Le Sezioni Unite civili della Corte di Cassazione, con la sentenza n. 22281 del 14 luglio 2022, sulla questione relativa all’obbligo di motivazione della cartella di pagamento relativamente agli interessi richiesti per ritardato pagamento dei tributi, hanno affermato il seguente principio di diritto: “Allorché segua l’adozione di un atto fiscale che abbia già determinato il quantum del debito di imposta e gli interessi relativi al tributo, la cartella che intimi al contribuente il pagamento degli ulteriori interessi nel frattempo maturati soddisfa l’obbligo di motivazione, prescritto dall’art. 7 della legge n. 212 del 2000 e dall’art. 3 della legge n. 241 del 1990, attraverso il semplice richiamo dell’atto precedente e la quantificazione dell’ulteriore importo per gli accessori.
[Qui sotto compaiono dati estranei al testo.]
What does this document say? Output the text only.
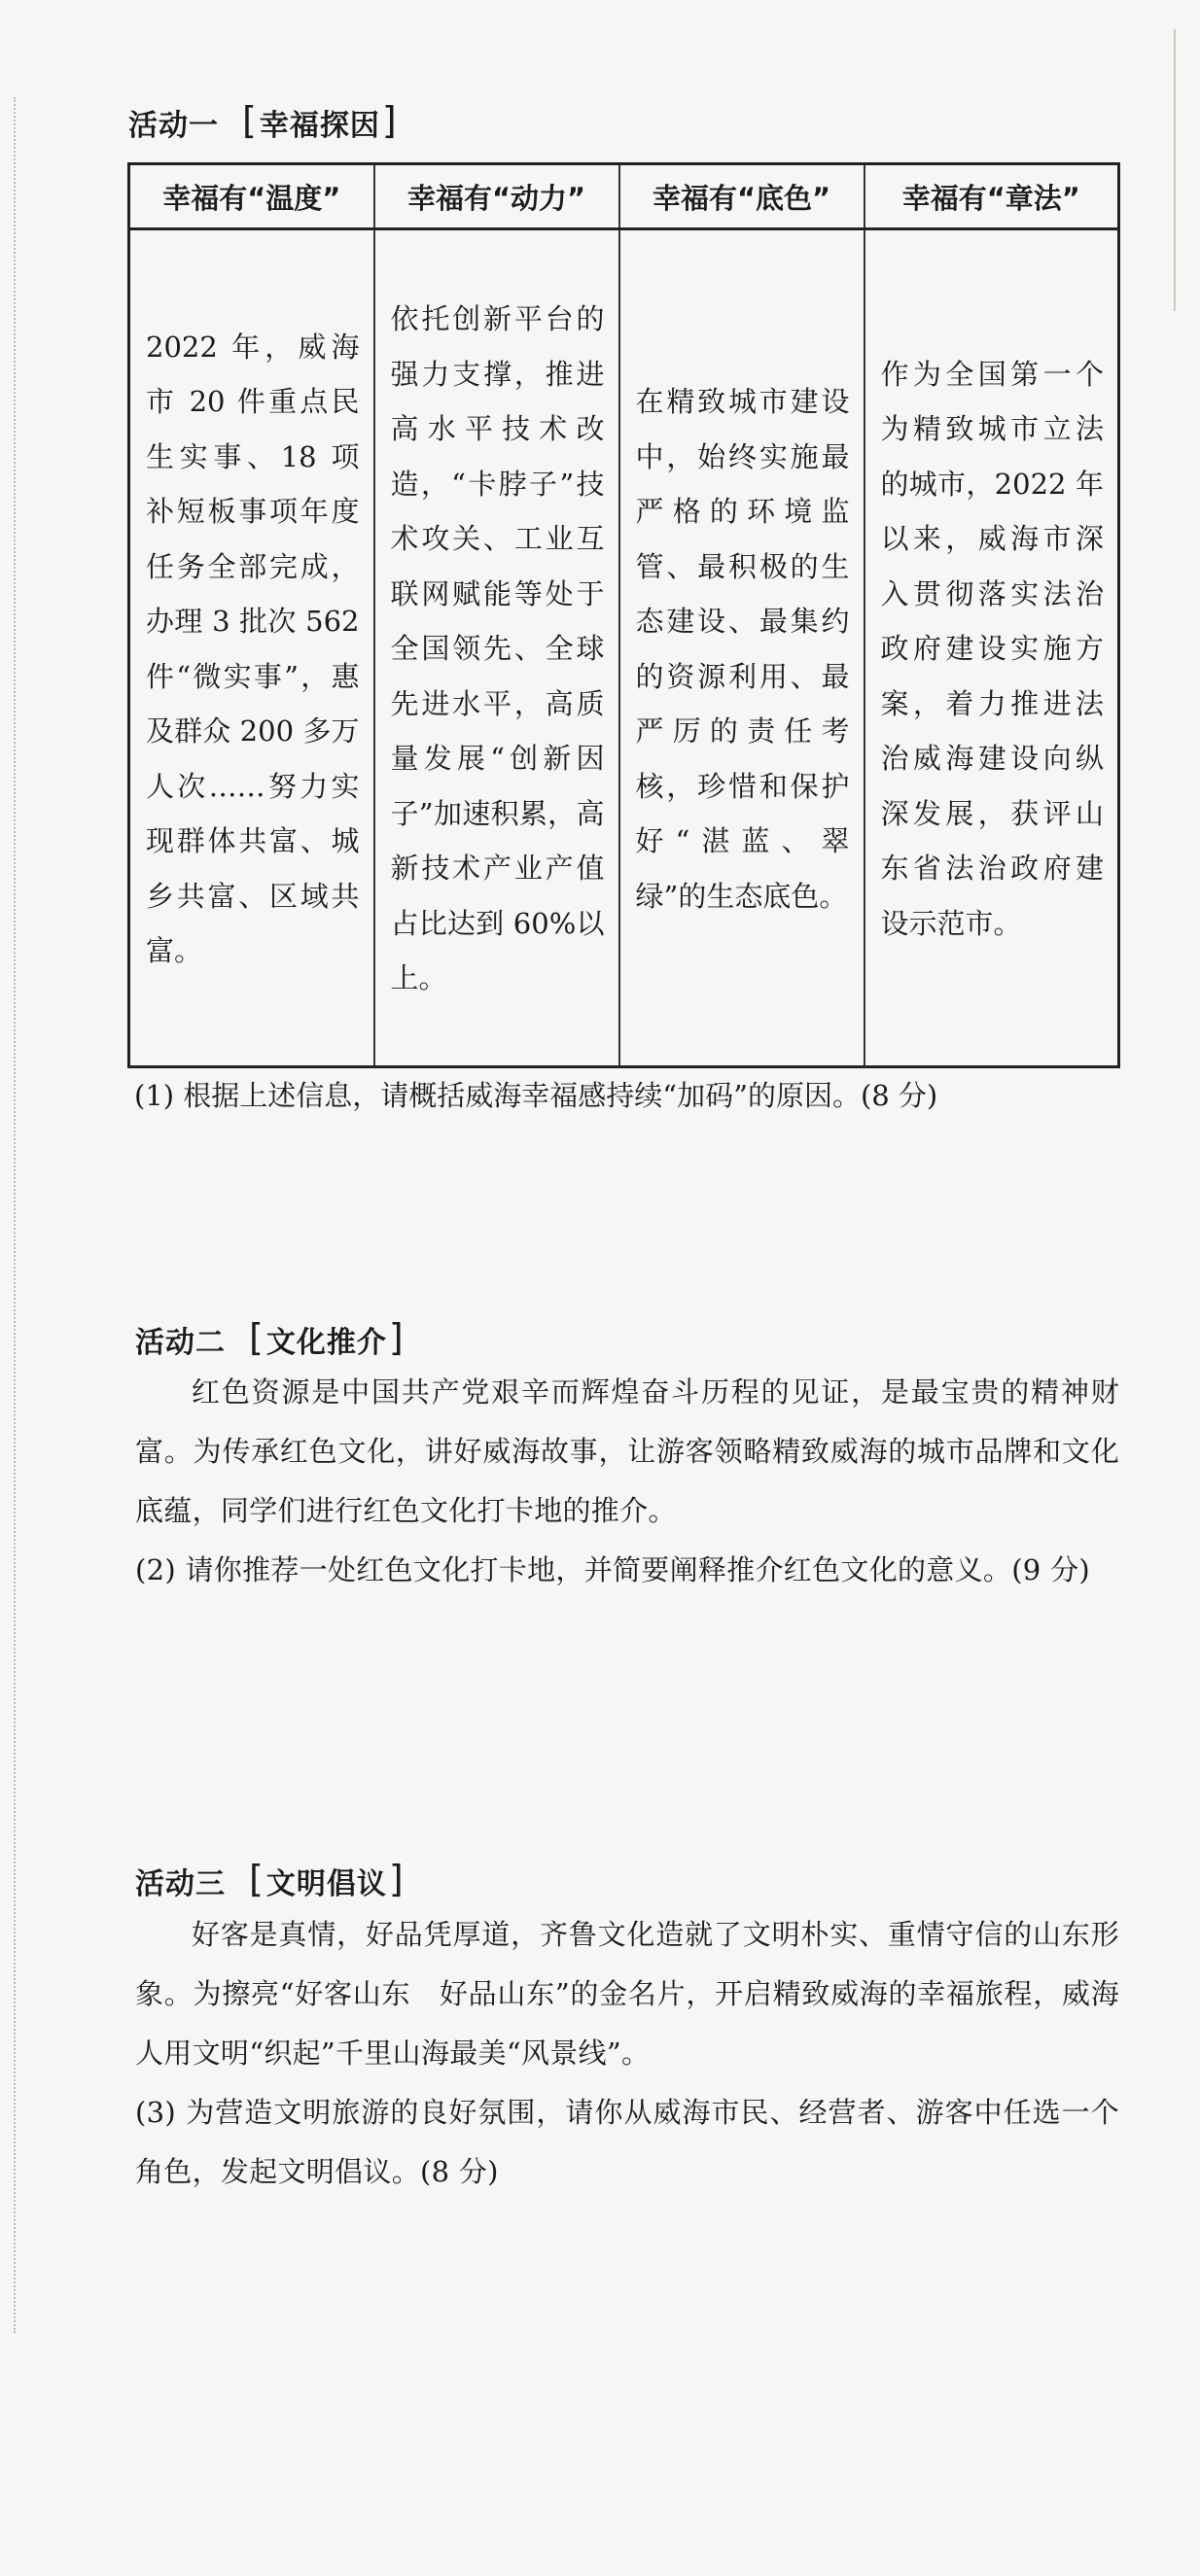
活动一 [ 幸福探因 ]
幸福有“温度”	幸福有“动力”	幸福有“底色”	幸福有“章法”
2022 年，威海市 20 件重点民生实事、18 项补短板事项年度任务全部完成，办理 3 批次 562 件“微实事”，惠及群众 200 多万人次……努力实现群体共富、城乡共富、区域共富。	依托创新平台的强力支撑，推进高水平技术改造，“卡脖子”技术攻关、工业互联网赋能等处于全国领先、全球先进水平，高质量发展“创新因子”加速积累，高新技术产业产值占比达到 60%以上。	在精致城市建设中，始终实施最严格的环境监管、最积极的生态建设、最集约的资源利用、最严厉的责任考核，珍惜和保护好“湛蓝、翠绿”的生态底色。	作为全国第一个为精致城市立法的城市，2022 年以来，威海市深入贯彻落实法治政府建设实施方案，着力推进法治威海建设向纵深发展，获评山东省法治政府建设示范市。
(1) 根据上述信息，请概括威海幸福感持续“加码”的原因。(8 分)
活动二 [ 文化推介 ]
红色资源是中国共产党艰辛而辉煌奋斗历程的见证，是最宝贵的精神财富。为传承红色文化，讲好威海故事，让游客领略精致威海的城市品牌和文化底蕴，同学们进行红色文化打卡地的推介。
(2) 请你推荐一处红色文化打卡地，并简要阐释推介红色文化的意义。(9 分)
活动三 [ 文明倡议 ]
好客是真情，好品凭厚道，齐鲁文化造就了文明朴实、重情守信的山东形象。为擦亮“好客山东　好品山东”的金名片，开启精致威海的幸福旅程，威海人用文明“织起”千里山海最美“风景线”。
(3) 为营造文明旅游的良好氛围，请你从威海市民、经营者、游客中任选一个角色，发起文明倡议。(8 分)
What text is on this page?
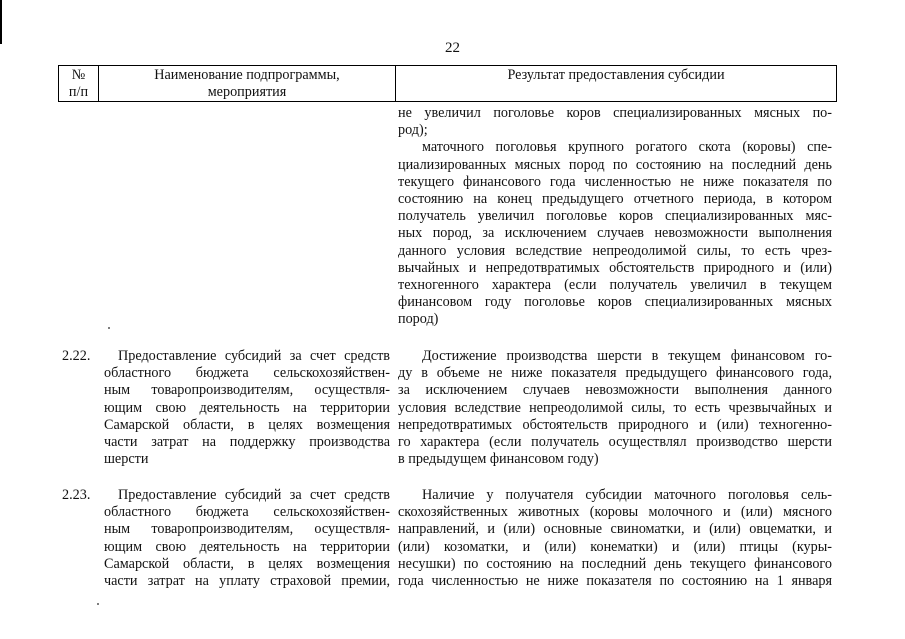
22
№
п/п
Наименование подпрограммы,
мероприятия
Результат предоставления субсидии
не увеличил поголовье коров специализированных мясных по-
род);
маточного поголовья крупного рогатого скота (коровы) спе-
циализированных мясных пород по состоянию на последний день
текущего финансового года численностью не ниже показателя по
состоянию на конец предыдущего отчетного периода, в котором
получатель увеличил поголовье коров специализированных мяс-
ных пород, за исключением случаев невозможности выполнения
данного условия вследствие непреодолимой силы, то есть чрез-
вычайных и непредотвратимых обстоятельств природного и (или)
техногенного характера (если получатель увеличил в текущем
финансовом году поголовье коров специализированных мясных
пород)
2.22.	Предоставление субсидий за счет средств
областного бюджета сельскохозяйствен-
ным товаропроизводителям, осуществля-
ющим свою деятельность на территории
Самарской области, в целях возмещения
части затрат на поддержку производства
шерсти
Достижение производства шерсти в текущем финансовом го-
ду в объеме не ниже показателя предыдущего финансового года,
за исключением случаев невозможности выполнения данного
условия вследствие непреодолимой силы, то есть чрезвычайных и
непредотвратимых обстоятельств природного и (или) техногенно-
го характера (если получатель осуществлял производство шерсти
в предыдущем финансовом году)
2.23.	Предоставление субсидий за счет средств
областного бюджета сельскохозяйствен-
ным товаропроизводителям, осуществля-
ющим свою деятельность на территории
Самарской области, в целях возмещения
части затрат на уплату страховой премии,
Наличие у получателя субсидии маточного поголовья сель-
скохозяйственных животных (коровы молочного и (или) мясного
направлений, и (или) основные свиноматки, и (или) овцематки, и
(или) козоматки, и (или) конематки) и (или) птицы (куры-
несушки) по состоянию на последний день текущего финансового
года численностью не ниже показателя по состоянию на 1 января
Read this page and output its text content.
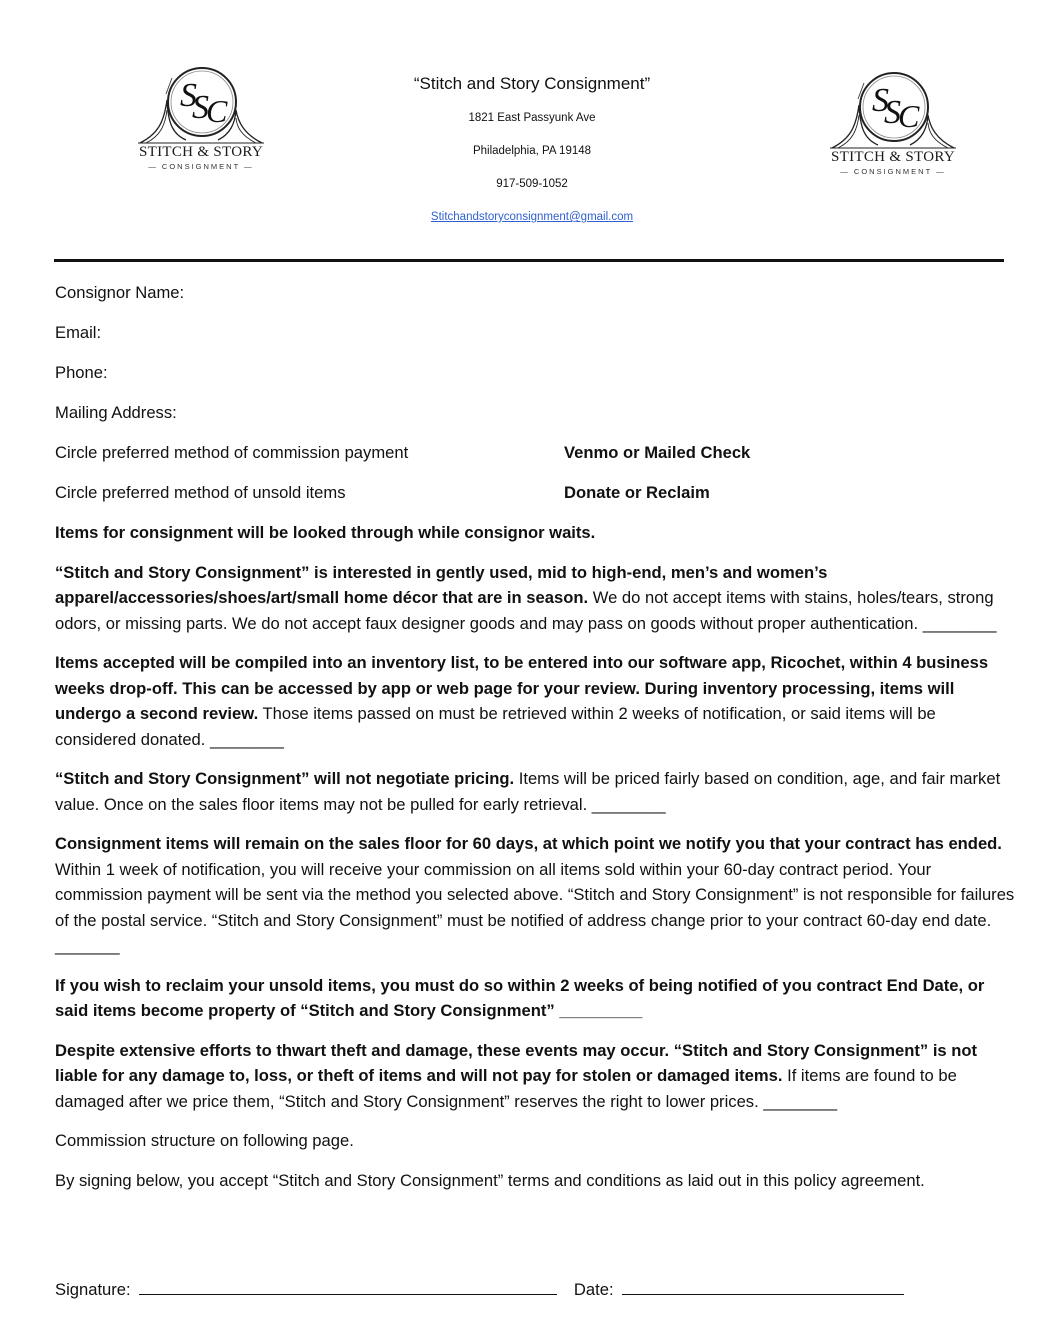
S
S
C
STITCH & STORY
— CONSIGNMENT —
“Stitch and Story Consignment”
1821 East Passyunk Ave
Philadelphia, PA 19148
917-509-1052
Stitchandstoryconsignment@gmail.com
S
S
C
STITCH & STORY
— CONSIGNMENT —
Consignor Name:
Email:
Phone:
Mailing Address:
Circle preferred method of commission payment	Venmo or Mailed Check
Circle preferred method of unsold items	Donate or Reclaim

Items for consignment will be looked through while consignor waits.

“Stitch and Story Consignment” is interested in gently used, mid to high-end, men’s and women’s apparel/accessories/shoes/art/small home décor that are in season. We do not accept items with stains, holes/tears, strong odors, or missing parts. We do not accept faux designer goods and may pass on goods without proper authentication. ________

Items accepted will be compiled into an inventory list, to be entered into our software app, Ricochet, within 4 business weeks drop-off. This can be accessed by app or web page for your review. During inventory processing, items will undergo a second review. Those items passed on must be retrieved within 2 weeks of notification, or said items will be considered donated. ________

“Stitch and Story Consignment” will not negotiate pricing. Items will be priced fairly based on condition, age, and fair market value. Once on the sales floor items may not be pulled for early retrieval. ________

Consignment items will remain on the sales floor for 60 days, at which point we notify you that your contract has ended. Within 1 week of notification, you will receive your commission on all items sold within your 60-day contract period. Your commission payment will be sent via the method you selected above. “Stitch and Story Consignment” is not responsible for failures of the postal service. “Stitch and Story Consignment” must be notified of address change prior to your contract 60-day end date. _______

If you wish to reclaim your unsold items, you must do so within 2 weeks of being notified of you contract End Date, or said items become property of “Stitch and Story Consignment” _________

Despite extensive efforts to thwart theft and damage, these events may occur. “Stitch and Story Consignment” is not liable for any damage to, loss, or theft of items and will not pay for stolen or damaged items. If items are found to be damaged after we price them, “Stitch and Story Consignment” reserves the right to lower prices. ________

Commission structure on following page.

By signing below, you accept “Stitch and Story Consignment” terms and conditions as laid out in this policy agreement.

Signature:	Date:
Nel caso in cui, invece, la cartella costituisca il primo atto con cui si reclama per la prima volta il pagamento degli interessi, la stessa, al fine di soddisfare l’obbligo di motivazione deve indicare, oltre all’importo monetario richiesto a tale titolo, la base normativa relativa agli interessi reclamati, che può anche essere desunta per implicito dall’individuazione specifica della tipologia e della natura degli interessi richiesti ovvero del tipo di tributo cui accedono, dovendo altresì segnalare la decorrenza dalla quale gli interessi sono dovuti e senza che in ogni caso sia necessaria la specificazione dei singoli saggi periodicamente applicati nè delle modalità di calcolo”.